A simple notation and stat-tracking system for tennis.
This script reads a point-by-point input file from a set or match and outputs the following for each player:
-
winners
-
unforced errors
-
double faults
-
aces
-
first serve percentage
-
percentage of points won after good first serve
More stats to come. The data file syntax is most quickly explained with an annotated example:
DATE: 2009-07-08 # date of the match (may be more than one per file) PLAYER: R, Roddick # one-letter abbreviation (unique for match) and full player name PLAYER: G, Gasquet SET: 1 # beginning of a set (colon and number are optional) GAME: R # beginning of a game and abbreviation of player serving (here: Roddick) 1R # point #1: 1 fault, Roddick wins point 1R # point #2: 1 fault, 0RA # point #3: no faults, Roddick wins point on an ace ("A") 2G # point #4: 2 faults, Gasquet wins point 0G 0GU # point #6: no faults, Gasquet wins point on unforced error ("U") 2G 1GU GAME: G # beginning of new game: Gasquet serving 0RW # point #1: no faults, Roddick wins point on a winner ("W") 0RU 0G 0GW 0G 0GU ...
The un-labeled lines with two or three characters are the points. The first character is the number 0, 1, or 2 which indicates the number of service faults. The second character is the abbreviation of the player who won the point, and the third character is an optional description of how the point was won:
A : ace U : unforced error W : winner
The default is a “forced error” which is how most points are decided. A tie breaker should be entered just like a regular game (server should be the player that serves first).

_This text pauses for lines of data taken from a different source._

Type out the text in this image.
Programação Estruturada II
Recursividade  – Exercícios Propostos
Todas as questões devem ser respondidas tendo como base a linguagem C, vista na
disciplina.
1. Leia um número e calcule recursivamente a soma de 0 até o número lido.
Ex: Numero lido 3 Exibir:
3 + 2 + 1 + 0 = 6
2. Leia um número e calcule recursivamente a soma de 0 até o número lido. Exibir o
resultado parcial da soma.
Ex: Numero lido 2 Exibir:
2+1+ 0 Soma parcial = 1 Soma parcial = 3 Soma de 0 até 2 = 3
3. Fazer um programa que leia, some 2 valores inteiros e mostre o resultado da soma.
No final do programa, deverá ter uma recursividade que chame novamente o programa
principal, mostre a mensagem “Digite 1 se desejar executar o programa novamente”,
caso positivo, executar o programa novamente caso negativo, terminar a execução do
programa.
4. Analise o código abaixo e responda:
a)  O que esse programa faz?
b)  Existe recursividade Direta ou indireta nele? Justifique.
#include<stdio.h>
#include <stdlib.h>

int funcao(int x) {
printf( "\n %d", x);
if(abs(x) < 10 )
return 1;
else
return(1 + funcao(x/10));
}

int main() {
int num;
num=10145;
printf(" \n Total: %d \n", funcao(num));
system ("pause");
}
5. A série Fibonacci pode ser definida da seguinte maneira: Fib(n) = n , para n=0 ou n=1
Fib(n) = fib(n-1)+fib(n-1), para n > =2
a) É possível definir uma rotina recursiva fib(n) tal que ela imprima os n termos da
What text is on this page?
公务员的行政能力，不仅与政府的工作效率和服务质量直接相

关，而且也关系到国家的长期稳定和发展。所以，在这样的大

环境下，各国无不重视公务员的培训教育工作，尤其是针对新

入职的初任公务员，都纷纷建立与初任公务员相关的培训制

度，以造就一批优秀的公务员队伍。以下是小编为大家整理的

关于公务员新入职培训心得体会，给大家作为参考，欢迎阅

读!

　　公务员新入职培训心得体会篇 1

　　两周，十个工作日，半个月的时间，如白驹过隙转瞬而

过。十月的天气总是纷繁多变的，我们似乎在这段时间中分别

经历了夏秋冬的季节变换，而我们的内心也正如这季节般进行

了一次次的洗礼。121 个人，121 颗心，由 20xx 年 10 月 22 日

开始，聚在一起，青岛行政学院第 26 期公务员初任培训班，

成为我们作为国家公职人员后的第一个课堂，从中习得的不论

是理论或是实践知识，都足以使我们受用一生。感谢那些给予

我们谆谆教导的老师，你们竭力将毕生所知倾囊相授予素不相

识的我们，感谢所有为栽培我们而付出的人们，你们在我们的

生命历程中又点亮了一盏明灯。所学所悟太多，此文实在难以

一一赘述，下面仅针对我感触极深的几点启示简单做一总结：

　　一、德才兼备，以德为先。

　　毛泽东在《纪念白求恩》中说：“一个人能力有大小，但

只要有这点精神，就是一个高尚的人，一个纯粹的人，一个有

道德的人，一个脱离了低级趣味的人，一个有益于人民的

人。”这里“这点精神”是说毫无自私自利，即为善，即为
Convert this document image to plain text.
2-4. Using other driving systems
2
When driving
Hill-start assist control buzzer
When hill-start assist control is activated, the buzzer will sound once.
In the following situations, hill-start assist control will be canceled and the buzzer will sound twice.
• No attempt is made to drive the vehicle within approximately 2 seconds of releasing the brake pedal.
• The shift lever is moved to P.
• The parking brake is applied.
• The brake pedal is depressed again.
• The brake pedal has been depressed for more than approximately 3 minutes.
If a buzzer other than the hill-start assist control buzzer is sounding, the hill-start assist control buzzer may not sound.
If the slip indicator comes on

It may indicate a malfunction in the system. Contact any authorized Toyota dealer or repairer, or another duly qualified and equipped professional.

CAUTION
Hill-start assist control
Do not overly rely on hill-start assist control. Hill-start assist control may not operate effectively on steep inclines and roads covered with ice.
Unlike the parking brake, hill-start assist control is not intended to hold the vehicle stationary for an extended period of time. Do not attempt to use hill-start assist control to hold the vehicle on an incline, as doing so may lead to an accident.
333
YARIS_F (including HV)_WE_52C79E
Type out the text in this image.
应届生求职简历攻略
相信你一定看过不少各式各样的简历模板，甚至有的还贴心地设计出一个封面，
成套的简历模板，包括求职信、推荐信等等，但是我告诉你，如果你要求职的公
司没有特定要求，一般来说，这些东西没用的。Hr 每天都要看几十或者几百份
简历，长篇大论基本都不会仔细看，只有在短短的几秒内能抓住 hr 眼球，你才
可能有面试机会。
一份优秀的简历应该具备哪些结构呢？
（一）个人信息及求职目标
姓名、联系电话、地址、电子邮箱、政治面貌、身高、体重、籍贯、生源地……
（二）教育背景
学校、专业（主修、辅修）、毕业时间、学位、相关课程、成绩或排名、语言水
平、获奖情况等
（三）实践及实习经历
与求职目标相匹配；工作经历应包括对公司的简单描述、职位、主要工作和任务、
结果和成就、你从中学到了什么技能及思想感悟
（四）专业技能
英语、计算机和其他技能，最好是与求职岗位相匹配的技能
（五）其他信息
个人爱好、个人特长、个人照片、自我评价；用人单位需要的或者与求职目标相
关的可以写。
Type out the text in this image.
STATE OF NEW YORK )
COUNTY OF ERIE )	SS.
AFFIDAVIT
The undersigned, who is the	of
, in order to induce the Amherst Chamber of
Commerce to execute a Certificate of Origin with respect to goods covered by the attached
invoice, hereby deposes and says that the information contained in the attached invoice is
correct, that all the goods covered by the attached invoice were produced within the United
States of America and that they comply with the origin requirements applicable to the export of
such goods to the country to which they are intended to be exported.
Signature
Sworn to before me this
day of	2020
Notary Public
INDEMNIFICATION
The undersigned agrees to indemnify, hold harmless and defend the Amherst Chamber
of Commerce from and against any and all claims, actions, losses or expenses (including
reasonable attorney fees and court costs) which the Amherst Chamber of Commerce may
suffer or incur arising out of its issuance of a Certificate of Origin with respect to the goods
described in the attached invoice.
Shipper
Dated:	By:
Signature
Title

This is a stand-alone script with no formal installation procedure. Just clone the repository and run:
ruby report.rb [datafile]
The unit tests use Ruby’s included Test::Unit and should be run like so:
rake test
-
handle tiebreakers properly
-
score checking
-
does opponent win point on double fault?
-
do game final scores make sense?
-
-
report output should use column headers (don’t repeat player names)
-
support for multiple matches/files
-
syntax checking (error messages)
-
more stats
-
command-line real-time entry mode (generates data file)